Come ti sei trovato con Stigma e quanto hai dovuto cambiare/modificare alcune storie già apparse sul collettivo Sbucciaginocchi?
Libertà assoluta, una volta approvata l'idea generale del volume come raccolta di racconti. I cambiamenti sono stati minimi, principalmente correzioni ortografiche e revisioni del lettering per omologare il tutto. Tanta fiducia può sembrare una trappola, ma non lo è stata, e i racconti originali sono quelli che mi hanno divertito di più in fase di realizzazione.
Parliamo del libro. Affronti diversi generi e i loro cliché, scardinando completamente i canoni. Com’è nata l’idea e come l’hai strutturata poi?
L'idea è nata in corso d'opera. Ho cercato di trovare un filo rosso tra le parti esistenti (che si è rivelato essere il cinema, la sua catalogazione e i suoi ritmi narrativi), dopodiché ho seguito la traccia nuova che mi sono imposto e ho lavorato per generi, i più riconoscibili, dall'horror alla fantascienza al western. La rottura dei cliché è un'altra cosa che è venuta con l'ideazione delle storie in se, e non prima.

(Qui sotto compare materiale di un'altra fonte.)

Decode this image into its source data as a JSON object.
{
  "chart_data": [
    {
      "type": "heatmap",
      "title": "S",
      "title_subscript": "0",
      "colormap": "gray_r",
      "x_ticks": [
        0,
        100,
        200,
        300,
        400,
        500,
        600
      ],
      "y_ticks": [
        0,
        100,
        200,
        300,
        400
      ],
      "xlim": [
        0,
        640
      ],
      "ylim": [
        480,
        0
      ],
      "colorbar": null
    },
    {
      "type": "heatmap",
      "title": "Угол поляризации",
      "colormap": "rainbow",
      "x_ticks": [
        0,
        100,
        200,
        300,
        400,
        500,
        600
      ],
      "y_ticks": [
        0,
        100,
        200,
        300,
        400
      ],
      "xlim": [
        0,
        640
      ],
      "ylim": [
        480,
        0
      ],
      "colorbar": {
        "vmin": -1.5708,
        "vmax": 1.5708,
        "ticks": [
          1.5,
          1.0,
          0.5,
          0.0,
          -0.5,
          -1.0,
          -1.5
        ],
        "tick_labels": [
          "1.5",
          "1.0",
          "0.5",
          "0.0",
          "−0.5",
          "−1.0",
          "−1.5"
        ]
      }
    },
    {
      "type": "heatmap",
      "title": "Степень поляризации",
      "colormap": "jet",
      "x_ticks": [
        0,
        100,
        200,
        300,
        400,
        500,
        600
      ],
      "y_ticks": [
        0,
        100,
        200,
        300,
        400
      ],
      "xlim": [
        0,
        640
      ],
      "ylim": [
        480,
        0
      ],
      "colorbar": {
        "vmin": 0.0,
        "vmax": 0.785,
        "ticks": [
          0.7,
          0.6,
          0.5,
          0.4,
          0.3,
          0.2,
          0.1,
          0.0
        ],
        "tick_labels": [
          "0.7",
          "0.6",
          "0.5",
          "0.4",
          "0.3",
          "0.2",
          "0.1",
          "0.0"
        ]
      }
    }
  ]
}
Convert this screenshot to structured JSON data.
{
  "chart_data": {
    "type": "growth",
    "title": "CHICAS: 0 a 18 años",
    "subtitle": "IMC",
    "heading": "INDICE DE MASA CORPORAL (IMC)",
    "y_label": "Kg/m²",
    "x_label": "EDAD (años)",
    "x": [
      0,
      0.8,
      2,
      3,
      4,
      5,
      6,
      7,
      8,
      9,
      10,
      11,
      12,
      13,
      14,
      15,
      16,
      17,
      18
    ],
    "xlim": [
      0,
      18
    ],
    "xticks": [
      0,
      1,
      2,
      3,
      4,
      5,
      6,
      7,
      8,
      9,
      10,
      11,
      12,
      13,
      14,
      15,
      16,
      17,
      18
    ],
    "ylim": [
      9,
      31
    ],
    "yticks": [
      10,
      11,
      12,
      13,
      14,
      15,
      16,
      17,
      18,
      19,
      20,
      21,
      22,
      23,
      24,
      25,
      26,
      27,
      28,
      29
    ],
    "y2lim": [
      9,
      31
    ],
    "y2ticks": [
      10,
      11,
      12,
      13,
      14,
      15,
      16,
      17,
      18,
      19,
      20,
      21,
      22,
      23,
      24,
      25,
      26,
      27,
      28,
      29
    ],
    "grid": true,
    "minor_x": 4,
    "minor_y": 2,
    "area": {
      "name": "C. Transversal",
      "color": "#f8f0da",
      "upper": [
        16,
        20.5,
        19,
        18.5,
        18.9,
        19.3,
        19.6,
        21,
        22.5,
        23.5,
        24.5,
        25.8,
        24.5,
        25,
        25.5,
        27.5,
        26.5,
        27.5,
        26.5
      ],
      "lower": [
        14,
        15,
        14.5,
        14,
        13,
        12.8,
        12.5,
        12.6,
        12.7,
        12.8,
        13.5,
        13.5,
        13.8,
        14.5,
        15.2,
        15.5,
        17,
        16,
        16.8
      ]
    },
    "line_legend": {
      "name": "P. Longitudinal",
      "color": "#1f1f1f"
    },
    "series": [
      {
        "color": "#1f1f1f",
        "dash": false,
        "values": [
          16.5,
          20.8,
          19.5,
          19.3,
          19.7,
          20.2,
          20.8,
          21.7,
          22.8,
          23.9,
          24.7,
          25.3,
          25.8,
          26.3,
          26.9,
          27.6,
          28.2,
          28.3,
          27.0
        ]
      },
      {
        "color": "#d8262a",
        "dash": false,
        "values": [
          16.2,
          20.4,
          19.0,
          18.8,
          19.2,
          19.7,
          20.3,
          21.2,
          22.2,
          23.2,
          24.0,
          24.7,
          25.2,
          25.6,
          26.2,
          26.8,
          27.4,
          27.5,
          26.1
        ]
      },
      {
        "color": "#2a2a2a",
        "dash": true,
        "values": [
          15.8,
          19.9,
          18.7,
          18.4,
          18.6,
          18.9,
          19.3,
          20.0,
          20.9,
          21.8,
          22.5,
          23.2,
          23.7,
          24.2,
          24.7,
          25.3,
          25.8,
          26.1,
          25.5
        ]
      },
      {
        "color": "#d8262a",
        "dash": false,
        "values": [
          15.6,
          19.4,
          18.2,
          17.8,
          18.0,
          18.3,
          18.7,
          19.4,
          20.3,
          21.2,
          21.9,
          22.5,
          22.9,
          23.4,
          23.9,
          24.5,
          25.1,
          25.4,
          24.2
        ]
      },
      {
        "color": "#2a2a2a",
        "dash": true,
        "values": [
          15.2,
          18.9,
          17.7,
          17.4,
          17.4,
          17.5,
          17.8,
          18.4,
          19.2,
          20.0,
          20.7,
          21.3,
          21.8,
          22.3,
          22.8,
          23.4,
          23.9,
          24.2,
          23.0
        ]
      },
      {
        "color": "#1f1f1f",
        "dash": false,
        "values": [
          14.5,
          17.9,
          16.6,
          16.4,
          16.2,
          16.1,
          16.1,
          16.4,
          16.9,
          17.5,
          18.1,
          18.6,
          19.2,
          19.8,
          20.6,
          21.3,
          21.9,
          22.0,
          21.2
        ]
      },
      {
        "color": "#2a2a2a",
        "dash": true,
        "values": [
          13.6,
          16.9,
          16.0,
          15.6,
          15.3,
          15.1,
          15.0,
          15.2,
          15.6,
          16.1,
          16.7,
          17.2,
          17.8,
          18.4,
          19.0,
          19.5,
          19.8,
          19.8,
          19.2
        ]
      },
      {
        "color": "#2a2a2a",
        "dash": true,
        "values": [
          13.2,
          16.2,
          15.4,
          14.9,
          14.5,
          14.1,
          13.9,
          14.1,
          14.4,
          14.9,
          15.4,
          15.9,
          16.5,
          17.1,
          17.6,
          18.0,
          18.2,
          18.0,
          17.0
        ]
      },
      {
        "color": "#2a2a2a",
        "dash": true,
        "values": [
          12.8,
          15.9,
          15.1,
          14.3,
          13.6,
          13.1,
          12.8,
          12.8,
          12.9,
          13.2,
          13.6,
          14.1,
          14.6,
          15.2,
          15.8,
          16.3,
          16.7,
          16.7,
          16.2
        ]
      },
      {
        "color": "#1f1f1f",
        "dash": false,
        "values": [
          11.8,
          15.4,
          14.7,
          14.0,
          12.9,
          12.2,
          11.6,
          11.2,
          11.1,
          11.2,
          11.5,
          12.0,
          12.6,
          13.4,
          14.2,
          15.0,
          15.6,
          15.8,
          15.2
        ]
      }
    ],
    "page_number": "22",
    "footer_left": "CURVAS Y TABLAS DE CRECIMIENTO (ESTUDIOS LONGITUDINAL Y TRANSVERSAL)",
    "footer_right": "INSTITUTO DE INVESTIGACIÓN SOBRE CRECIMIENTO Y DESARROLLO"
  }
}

Mi piace molto riflettere sui canoni, sulle aspettative che crea una certa narrazione, e poi sviluppare di conseguenza. Ciononostante non credo che tutte le storie si costruiscano su rotture di cliché (e non devono): la storia noir è una vera e propria storia noir (anche se raccontata a singhiozzo), la fantascienza è uno spaccato cyberpunk di una vicenda più grande, la storia gangster è la cosa più cinica che abbia mai fumettato...
Hai molto a cuore il concetto di spazio/tempo e lo si vede anche nei tuoi montaggi. Come mai questa ossessione, se possiamo definirla cosi.
Credo che derivi dal mio modo di lavorare e dai miei mezzi. Molti teorici (e autori) affermano che il cinema si faccia in sede di montaggio, e il montaggio è quel momento in cui lo spazio e il tempo si dilatano e si comprimono a piacimento: un bell'ego trip, insomma. Il montaggio per me è l'unico momento in cui sento di avere davvero il controllo della situazione, e cerco di portare questo sentimento anche all'interno della narrazione fumettistica. Per esempio, spesso, dopo aver concluso una storia, mi sono ritrovato a scambiare l'ordine di alcune pagine e/o vignette nelle tavole stesse. Ecco come nascono queste narrazioni frammentarie.
Le tue storie spiccano per una regia molto curata e cinematografica. Soprattutto abbastanza definibile nella tecnica della camera a mano. Ricordiamo che il tuo Crave è in concorso nella sezione cortometraggi dei David di Donatello. Nel medium fumetto, quindi, è una scelta voluta e funzionale solo per questo libro o in generale la usi nei tuoi fumetti come stile personale?
La costruzione delle mie vignette è spesso caotica: evito di fare gli storyboard, e uso delle shot-list (elenchi scritti di spunti visivi da tenere a mente) per costruire le tavole. La mancanza di continuità che produce questo approccio mi ricorda molto la camera a mano (quella con cui mi trovo più a mio agio in ripresa) e l'improvvisazione di un attore: c'è sempre un elemento di sorpresa nel lavoro finito, e mi piace che ci sia, mi piace che il risultato diventi una cosa a se stante, mi piace poter essere giudicato dal mio stesso lavoro. Non sopporto chi si pone come divinità benevola all'interno della propria produzione.
Cosa dobbiamo aspettarci per il futuro? Sei al lavoro su altro?
C'è una storia più lunga che voglio realizzare: una storia di guerra, d'amore e di tecnologia, ma soprattutto di guerra (Seconda Guerra Mondiale, per l'esattezza). Potete vedere il racconto bellico in Storie di uomini intraprendenti come una specie di teaser, se volete. Non dico altro, non voglio portarmi sfortuna.